Your Annual Percentage Rate

Whenever you make purchases using your credit card, you’re subject to the rate of interest that a bank is charging you to borrow from them. This is known as an APR or Annual Percentage Rate. While it’s listed as a yearly rate, your credit card company will use it to calculate the fee that you incur during each monthly billing period.

Calculating Daily Credit Card Interest

If you decide to keep an outstanding balance on your credit card and not pay off the full balance each month, you’ll start to accumulate an amount of interest that is added to your outstanding balance each day. While your APR is listed as a yearly amount, it can be broken up into days by dividing it by 365.

After each day has ended, your bank will take the current balance of your card and multiply that amount by the amount of daily interest that they charge. This process continues day by day until you completely pay off the full balance or a partial payment takes your account balance down to a lower number. If you make a partial payment, the bank will take the new amount that you owe and continue to charge you an amount of daily interest that’s added to your daily balance.

Example of Daily Interest

Let’s say you have a credit card that has an APR of 18 percent. To determine the daily rate of interest, you would divide 18 by 365. This gives you a daily interest rate of (18%/365 = .0493%) .0493 percent. If you have a current outstanding balance that is equal to $1000, you would owe an interest fee of ($1000 x .0493% = $0.49) $0.49 after the end of the first day. This fee is then added to your current balance and carried over to the next day.

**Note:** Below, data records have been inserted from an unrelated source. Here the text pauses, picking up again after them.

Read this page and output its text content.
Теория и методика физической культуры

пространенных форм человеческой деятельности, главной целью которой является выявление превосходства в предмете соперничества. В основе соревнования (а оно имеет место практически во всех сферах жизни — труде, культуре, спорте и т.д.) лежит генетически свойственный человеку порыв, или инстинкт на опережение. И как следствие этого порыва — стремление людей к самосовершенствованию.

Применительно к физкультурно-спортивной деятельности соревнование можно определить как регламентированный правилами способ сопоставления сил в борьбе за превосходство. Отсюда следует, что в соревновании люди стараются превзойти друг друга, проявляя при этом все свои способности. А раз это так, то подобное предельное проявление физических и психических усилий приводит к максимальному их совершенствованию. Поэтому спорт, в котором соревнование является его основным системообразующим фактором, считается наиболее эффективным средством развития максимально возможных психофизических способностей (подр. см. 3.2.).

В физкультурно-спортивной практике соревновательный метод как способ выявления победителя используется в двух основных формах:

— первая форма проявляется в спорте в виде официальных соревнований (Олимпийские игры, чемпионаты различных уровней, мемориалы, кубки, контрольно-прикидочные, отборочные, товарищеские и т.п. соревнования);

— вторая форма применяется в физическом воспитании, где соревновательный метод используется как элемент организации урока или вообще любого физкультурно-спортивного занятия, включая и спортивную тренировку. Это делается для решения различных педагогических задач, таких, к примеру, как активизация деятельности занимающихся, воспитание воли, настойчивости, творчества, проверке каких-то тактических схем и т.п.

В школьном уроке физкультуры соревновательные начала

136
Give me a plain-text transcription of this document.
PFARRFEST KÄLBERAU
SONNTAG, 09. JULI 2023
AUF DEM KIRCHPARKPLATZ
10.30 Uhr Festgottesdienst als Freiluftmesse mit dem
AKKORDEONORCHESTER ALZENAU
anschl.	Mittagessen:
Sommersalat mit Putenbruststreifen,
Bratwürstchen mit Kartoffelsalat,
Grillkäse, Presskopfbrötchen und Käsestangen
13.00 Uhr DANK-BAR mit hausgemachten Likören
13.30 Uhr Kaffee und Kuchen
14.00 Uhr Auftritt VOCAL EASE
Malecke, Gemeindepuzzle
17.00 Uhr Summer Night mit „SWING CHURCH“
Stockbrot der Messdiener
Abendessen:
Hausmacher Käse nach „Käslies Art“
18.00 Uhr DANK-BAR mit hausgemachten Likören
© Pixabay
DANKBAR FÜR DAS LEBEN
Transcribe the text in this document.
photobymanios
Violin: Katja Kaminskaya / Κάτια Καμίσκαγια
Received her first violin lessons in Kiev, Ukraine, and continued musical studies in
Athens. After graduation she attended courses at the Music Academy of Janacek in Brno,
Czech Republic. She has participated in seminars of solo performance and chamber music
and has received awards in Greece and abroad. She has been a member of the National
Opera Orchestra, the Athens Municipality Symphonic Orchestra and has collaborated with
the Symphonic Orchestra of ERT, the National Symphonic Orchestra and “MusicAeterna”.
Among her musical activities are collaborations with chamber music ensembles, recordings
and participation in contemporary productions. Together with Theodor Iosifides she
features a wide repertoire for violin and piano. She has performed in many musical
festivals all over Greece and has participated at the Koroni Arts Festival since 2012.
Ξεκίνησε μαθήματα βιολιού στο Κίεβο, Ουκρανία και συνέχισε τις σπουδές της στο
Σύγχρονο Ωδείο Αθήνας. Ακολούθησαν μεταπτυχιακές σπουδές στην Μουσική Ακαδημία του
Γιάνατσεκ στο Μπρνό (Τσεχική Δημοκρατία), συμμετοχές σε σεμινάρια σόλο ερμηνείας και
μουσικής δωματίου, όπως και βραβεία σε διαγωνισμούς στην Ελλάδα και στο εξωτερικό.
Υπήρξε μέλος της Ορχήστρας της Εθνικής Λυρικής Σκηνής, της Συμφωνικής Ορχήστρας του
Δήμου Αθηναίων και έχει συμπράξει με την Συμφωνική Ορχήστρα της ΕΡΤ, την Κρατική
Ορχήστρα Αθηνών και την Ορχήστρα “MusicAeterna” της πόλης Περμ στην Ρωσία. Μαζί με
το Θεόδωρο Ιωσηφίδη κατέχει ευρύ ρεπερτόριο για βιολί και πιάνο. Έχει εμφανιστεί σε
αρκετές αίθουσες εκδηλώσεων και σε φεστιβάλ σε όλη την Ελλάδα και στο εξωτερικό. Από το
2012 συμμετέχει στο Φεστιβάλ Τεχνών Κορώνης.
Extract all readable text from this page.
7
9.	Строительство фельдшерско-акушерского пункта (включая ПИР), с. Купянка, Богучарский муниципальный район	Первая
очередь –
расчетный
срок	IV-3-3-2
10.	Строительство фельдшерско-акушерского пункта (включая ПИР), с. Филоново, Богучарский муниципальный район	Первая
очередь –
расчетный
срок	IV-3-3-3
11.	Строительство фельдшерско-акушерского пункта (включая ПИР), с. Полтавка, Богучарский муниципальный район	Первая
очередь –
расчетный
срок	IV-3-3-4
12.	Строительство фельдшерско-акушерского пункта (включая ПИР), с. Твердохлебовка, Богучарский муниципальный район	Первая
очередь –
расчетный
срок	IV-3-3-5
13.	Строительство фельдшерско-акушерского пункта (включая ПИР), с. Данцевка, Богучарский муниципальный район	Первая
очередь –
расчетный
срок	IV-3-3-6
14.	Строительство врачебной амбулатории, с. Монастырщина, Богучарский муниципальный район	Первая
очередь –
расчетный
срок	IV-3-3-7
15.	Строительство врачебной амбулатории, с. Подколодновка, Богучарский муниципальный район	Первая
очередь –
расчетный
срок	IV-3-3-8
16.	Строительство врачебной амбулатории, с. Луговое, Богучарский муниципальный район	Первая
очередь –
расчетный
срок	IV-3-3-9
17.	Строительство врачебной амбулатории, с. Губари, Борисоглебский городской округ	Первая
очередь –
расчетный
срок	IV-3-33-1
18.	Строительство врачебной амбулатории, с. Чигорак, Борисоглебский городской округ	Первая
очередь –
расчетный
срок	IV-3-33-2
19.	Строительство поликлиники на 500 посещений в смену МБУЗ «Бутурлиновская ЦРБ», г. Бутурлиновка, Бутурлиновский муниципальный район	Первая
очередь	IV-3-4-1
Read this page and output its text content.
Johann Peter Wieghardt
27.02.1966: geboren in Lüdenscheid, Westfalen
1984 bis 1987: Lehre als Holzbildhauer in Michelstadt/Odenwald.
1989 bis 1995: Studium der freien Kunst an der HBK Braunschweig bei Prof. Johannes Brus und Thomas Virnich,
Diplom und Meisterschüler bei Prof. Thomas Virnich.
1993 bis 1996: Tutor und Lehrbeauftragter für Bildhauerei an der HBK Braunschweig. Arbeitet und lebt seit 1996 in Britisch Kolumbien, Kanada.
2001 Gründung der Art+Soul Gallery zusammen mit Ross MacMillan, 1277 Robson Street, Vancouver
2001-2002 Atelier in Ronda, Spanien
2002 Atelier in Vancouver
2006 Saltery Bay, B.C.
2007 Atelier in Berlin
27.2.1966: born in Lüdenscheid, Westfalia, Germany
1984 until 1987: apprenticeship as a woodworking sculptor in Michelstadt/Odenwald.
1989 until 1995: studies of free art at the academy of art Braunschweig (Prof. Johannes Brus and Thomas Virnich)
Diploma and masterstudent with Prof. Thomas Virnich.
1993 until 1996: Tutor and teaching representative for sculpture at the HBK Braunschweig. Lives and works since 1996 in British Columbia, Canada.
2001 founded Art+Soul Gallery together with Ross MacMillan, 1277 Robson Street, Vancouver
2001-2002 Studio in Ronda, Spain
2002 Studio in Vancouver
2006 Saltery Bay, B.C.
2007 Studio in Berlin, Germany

The next day you begin with $1000.49. At the end of that day, you would incur another fee that would be equal to ($1000.49 x .0493% = $0.50) $0.50. Again, that amount would be added to your outstanding balance of $1000.49 to give you an account balance of $1000.99 for the next day. The process continues until the balance owed is zero.

The Effect of Compounding Interest

As you can see by the example, when you use a credit card and have an outstanding balance, the amount of interest that you pay compounds each day that the balance is left unpaid. When these type of charges accrue, you can actually end up paying a higher amount in interest payments then your APR. While you’d think that an 18 percent APR would only equal ($1000 x 18% = $180) $180 a year in fees. In actuality, it would be closer to $195 due to the effect of compounding interest.

Understanding how to calculate credit card interest gives you a good perspective of how much money you are actually paying your credit card company to lend you funds.